It"s a retelling of the Snow Queen, which I've always found a beautifully uncomfortable tale, and Breadcrumbs nails it. It's one of those stories about stories, but it's nowhere near as simple as that. It reminds me of The Life of Pi, in the way that fantasy could actually just be all in your head but is no less real because of it. Breadcrumbs is a fairy tale, several, in fact, but it is also a problem novel about friendship and family and fitting in. Hazel's relationship with Jack is exquisitely drawn. Her loneliness at school is a character in itself. And the overlap between the real world and the magical wood is painfully realistic. The story of the matchgirl brought me to tears.
I'm going to have to reread my Hans Christian Anderson. His stories have always bothered me: even the ones with happy endings are still so sad. Anne Ursu gets Hans Christian Anderson.
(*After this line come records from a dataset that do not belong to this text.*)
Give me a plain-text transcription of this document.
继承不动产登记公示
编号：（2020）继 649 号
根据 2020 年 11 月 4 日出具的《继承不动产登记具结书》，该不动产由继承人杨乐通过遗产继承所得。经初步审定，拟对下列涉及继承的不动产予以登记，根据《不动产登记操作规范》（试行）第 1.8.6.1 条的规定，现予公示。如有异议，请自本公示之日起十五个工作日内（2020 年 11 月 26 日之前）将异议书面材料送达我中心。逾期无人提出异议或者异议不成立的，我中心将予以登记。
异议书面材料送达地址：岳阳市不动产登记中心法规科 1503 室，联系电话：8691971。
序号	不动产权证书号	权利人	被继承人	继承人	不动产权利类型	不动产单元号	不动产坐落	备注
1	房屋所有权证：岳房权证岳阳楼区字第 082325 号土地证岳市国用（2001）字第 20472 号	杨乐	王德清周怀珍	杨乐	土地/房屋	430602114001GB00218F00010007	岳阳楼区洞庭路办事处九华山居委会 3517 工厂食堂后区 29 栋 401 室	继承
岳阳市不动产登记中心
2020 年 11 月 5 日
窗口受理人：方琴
Someone (not me!) is going to write a thesis on what she does with his characters and themes. I'll just say that Ursu gets why someone would go with the White Witch into the wood, and she gets the price to set him free.
Beautiful writing, beautiful story. And if there were Academy Awards for authors, Ursu would get the one for best use of allusions to favourite kids' books!
Breadcrumbs is the taste of fresh snow when you've been cross-country skiing through the woods and you're hot and thirsty and the snow is so white and fluffy and it tastes cleaner than anything and it's so cold it hurts your heart when you swallow.
Be sure to check out the origin of MMGM: Shannon Messenger's blog, where she links to all the other MMGMers with their excellent recommendations.
*And I just discovered a weird sort of symmetry: Kate Coombs liked the Chronus Chronicles so much that she commented on my review of them, which led me to discover her blog, which led to me reading her book The Runaway Princess, which I just reviewed last week. (The blogosphere is a strange, spiraling galaxy of a virtual place!)